David Lynch’s new mystery thriller, Mulholland Drive, was initially conceived as a pilot show for what was intended to be a television series, presumably in the same format as Twin Peaks. It centres on the relationship between two actresses. One is fresh and naive, the all-American type of character which Lynch uses in lots of his work. She is countered by a more established actress who has obviously been scarred by her own experience in the film industry. She is also suffering from amnesia. In the background is a towering wall of menace that represents the corruption and manipulation common in Hollywood.
In itself the film is quite beautiful to watch and the soundtrack is great, however it opens so many doors, introduces so many strange characters, that by the end of the film I was left with the feeling that it might have made a good sequel to Twin Peaks, but as a film it was empty. One of the main characters is a rising young film director. He is blackmailed into hiring an actress he does not want. We see the process of blackmail but not the motives of those who produce the film and force him to accept their choice.
In the early 1990s Lynch directed the Twin Peaks television serial, a mystery that started with the murder of a teenager from an average kind of town. It went on for weeks and weeks, and introduced lots of different characters, all with some secret which they tried to hide. Yet as the series progressed all these different storylines came together to produce a ghastly backdrop to life in smalltown America. In Mulholland Drive the same ingredients are there, but there is not enough time for them to produce a similar statement – even if this time the target is the film industry.

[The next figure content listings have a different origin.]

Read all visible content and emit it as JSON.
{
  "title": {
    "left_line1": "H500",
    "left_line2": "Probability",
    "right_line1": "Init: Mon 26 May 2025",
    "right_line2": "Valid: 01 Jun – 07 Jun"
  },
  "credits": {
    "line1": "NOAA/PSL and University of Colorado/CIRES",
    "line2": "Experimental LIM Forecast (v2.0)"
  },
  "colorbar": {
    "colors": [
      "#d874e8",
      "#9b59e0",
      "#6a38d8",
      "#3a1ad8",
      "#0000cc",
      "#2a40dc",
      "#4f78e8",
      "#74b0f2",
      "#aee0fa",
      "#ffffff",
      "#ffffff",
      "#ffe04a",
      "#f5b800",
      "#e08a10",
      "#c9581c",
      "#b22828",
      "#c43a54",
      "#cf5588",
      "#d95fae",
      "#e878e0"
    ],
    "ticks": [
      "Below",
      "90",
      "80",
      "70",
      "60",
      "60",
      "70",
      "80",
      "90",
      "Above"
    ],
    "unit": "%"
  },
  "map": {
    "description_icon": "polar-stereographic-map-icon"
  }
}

The film features one of Lynch’s favourite motifs, sexuality – as expressed between the two actresses – but it comes over as voyeuristic. As their affair decomposes under the pressure of life in Tinseltown the conclusion, while visually shocking, does not have the impact of, say, the relationships in Blue Velvet. In this film Lynch pulls away the veneer of respectable suburban life and love, brutally transposing it into a world of violence and sexual repression. That film is scary – Mulholland Drive is mostly just weird.
Maybe Lynch, left with few options, like his film director character, was forced to make the most out of his situation knowing there was to be no television serial of Mulholland Drive. Yet the film we are left with says nothing that he has not said or shown in his earlier works, with much greater dramatic effect.